A telling sign of a tyrant is lack of humor. Rarely will a despot, dictator, or reactionary be able to enjoy a good laugh at their own expense, and the laughter that does materialize is usually callous and mean-spirited.
Such is the soul of "A Midsummer Night's Dream: A Chamber Play." Director Peter Sellars - internationally acclaimed auteur and opera devotee - dumps four actors into a multi-colored box, and there they hack and hew their way through all the roles of Shakespeare's classic tale, but without any of the enjoyment or wisdom we have come to expect from the stories of Oberon and Titania, the four Athenian lovers, and the rude mechanicals.
Sellars has placed this "Dream" within a new-age vista, complete with a natural-noises soundscape, reminiscent of a Sedona Arizona energy vortex. The goal seems to be to explore the surreality of the dreams the characters experience in the play. Not the worst idea ever, but if the dreams are to be mined there must be a clear template for doing so. As it stands, the four actors (Sarah Afful, Dion Johnstone, Trish Lindstrom, and Mike Nadajewski) simply say the familiar lines of the "Dream" in by turns angry or seductive tones, without ever letting the audience understand what type of world they are living in, if they are meant to be real people or figure-heads, or what we are meant to be gleaning by this casting minimization. They yell, they entice, they make-out, ad infitium. Such hostility of tone paves the way for some truly unpleasant line-readings, such as the morphing of Bottom's insistence on playing Thisbe from comic bravado into an unsettling rape-fantasy: Shakespeare's text is not illuminated, and no one is better off.
The end result is a monotonous and frankly boring evening that never sheds new light on its source material other than the obvious "ah, yes, dreams, indeed" reaction. The most confounding issue at play is that Sellars gives us no reason as to why such an interpretation is necessary in the contemporary annals of Shakespearean re-imagination. Sellars' director's note goes on about the Six Classes of Living Beings and the reduction of the "Dream" from a symphony to a string quartet, which implies even he can't articulate - on paper or stage - his reasons for this psychedelic (though surprisingly limiting) approach. The production can't even be called a failed concept, because in order to produce a failed concept, you first have to have a concept.

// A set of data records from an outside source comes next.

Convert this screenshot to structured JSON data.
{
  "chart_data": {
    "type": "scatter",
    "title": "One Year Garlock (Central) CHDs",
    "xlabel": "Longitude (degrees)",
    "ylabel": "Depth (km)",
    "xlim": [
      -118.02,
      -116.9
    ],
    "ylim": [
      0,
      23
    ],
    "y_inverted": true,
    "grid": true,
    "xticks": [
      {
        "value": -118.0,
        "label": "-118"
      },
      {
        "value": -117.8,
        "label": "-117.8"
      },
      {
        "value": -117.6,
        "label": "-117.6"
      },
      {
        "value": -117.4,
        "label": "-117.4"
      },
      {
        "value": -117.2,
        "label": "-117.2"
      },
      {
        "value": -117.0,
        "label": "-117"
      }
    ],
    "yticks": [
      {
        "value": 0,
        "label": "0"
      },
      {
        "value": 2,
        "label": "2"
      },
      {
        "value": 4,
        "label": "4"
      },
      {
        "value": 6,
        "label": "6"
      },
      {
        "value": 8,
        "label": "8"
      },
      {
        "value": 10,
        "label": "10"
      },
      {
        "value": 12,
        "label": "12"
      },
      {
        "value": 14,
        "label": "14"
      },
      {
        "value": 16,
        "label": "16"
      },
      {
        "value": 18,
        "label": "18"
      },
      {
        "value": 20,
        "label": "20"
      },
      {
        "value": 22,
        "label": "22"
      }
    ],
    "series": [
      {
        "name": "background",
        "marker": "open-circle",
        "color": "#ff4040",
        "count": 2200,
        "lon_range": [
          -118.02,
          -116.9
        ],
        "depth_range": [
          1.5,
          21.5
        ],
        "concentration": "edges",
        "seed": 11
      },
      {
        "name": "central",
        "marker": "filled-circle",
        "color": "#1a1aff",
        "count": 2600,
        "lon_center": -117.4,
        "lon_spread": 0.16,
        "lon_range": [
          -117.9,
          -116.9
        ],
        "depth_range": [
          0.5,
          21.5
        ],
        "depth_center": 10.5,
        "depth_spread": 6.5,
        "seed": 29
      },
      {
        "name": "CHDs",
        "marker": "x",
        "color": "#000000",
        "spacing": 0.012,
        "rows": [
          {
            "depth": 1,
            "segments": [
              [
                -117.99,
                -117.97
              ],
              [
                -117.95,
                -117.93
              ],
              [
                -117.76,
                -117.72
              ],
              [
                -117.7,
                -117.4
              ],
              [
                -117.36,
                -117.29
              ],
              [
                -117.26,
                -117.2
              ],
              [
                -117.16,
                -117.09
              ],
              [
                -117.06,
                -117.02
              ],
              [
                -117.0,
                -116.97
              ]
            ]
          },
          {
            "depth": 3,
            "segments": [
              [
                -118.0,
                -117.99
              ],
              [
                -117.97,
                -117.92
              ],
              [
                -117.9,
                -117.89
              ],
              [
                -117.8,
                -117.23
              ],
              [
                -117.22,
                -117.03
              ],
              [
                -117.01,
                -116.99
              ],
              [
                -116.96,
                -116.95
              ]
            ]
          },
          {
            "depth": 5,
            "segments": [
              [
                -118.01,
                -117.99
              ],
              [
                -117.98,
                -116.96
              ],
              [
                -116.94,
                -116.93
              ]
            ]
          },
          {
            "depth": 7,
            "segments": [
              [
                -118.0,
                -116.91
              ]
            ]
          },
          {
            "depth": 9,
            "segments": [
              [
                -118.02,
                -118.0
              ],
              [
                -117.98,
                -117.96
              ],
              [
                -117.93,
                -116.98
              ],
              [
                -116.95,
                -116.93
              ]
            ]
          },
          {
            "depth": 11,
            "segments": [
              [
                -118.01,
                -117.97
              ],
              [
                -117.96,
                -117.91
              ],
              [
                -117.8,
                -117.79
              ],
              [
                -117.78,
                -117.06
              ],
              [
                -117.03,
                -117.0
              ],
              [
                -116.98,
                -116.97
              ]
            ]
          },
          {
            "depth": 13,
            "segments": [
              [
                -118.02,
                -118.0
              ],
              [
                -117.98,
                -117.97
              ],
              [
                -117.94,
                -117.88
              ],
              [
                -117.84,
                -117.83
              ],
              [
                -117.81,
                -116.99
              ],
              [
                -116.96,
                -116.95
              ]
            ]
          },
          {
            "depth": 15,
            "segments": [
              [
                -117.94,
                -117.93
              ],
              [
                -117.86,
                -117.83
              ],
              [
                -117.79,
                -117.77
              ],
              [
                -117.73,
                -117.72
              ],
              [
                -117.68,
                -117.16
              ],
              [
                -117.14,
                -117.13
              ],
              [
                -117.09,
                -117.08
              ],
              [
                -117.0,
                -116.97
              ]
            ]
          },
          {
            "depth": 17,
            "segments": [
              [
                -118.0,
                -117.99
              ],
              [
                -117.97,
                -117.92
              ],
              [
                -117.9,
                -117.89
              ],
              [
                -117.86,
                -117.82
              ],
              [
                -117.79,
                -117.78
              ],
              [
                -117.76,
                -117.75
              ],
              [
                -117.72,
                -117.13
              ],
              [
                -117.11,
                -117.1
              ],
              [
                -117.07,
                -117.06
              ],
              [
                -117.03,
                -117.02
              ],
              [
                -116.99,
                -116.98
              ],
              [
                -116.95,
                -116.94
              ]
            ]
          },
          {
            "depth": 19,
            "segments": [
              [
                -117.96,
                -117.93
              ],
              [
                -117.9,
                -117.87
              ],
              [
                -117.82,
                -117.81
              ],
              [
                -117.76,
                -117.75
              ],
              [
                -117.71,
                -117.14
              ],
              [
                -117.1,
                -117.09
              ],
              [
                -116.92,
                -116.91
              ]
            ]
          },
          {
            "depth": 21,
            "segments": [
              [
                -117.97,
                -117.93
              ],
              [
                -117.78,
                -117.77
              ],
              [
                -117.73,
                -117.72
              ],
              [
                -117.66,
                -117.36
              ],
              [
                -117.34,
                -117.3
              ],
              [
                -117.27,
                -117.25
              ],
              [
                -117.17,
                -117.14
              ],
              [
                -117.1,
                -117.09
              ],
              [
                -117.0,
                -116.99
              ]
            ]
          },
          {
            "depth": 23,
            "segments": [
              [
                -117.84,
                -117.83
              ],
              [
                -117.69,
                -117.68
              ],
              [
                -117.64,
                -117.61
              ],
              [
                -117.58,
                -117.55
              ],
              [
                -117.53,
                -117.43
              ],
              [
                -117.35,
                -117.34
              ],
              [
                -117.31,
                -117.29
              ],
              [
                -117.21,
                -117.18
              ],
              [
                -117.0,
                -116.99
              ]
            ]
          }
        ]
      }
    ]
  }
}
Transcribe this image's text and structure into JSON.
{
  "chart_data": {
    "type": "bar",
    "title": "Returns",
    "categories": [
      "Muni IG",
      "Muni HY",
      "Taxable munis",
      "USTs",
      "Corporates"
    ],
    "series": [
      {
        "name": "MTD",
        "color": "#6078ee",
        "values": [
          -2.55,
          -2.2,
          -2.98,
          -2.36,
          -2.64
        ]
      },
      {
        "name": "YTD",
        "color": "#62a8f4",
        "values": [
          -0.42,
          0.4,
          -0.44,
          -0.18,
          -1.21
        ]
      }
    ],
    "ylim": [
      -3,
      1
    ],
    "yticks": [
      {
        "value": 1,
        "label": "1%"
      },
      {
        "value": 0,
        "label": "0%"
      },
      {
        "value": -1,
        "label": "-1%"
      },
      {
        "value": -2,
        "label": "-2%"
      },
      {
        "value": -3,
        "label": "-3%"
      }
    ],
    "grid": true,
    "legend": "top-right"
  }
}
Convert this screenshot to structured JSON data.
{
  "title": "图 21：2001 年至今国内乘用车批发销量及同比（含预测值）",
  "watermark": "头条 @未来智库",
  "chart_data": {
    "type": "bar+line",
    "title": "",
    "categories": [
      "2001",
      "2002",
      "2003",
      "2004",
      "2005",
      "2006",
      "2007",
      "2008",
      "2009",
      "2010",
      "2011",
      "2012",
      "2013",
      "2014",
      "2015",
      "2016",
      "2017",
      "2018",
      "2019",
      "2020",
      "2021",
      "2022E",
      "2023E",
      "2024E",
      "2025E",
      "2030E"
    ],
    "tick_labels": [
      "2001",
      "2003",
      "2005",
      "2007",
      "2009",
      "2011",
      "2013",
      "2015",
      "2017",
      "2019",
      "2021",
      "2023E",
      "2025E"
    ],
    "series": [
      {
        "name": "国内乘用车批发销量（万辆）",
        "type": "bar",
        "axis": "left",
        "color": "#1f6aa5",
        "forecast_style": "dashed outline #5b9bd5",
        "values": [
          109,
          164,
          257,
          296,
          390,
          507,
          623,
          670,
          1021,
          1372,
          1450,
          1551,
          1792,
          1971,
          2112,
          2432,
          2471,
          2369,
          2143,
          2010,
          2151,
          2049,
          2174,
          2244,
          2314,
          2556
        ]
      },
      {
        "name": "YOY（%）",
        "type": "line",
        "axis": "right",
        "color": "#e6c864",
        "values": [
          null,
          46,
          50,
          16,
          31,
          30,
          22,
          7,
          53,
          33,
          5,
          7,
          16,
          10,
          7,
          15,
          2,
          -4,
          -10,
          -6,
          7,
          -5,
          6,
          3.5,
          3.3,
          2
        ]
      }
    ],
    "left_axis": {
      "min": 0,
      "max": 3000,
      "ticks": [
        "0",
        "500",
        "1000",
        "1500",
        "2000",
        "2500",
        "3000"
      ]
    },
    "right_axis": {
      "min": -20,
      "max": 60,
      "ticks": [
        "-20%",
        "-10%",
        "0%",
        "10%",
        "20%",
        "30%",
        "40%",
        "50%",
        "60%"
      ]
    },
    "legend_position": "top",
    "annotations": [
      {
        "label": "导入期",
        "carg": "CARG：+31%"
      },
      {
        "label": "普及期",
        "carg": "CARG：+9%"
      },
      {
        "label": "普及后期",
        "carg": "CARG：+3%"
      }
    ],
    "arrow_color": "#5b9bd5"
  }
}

In context of recent Shakespearean travesties, "A Chamber Play" isn't quite as mind-numbingly awful as the Wooster Group's "Cry, Trojans!" (Elizabeth LaCompte's infuriating take on "Troilus & Cressida"), and the performers certainly possesses a better grasp of the language than the cast of Joss Whedon's "Much Ado About Nothing" (though without the comforting presence of Nathan Fillion). The cast are trained verse-speakers, whose cadences are pleasing to the ear, one just wishes they had a better, more considered vehicle for their talents. As Lear says of Goneril over Regan: "not being worst stands in some rank of praise."
But really, Peter Sellars, what was the point?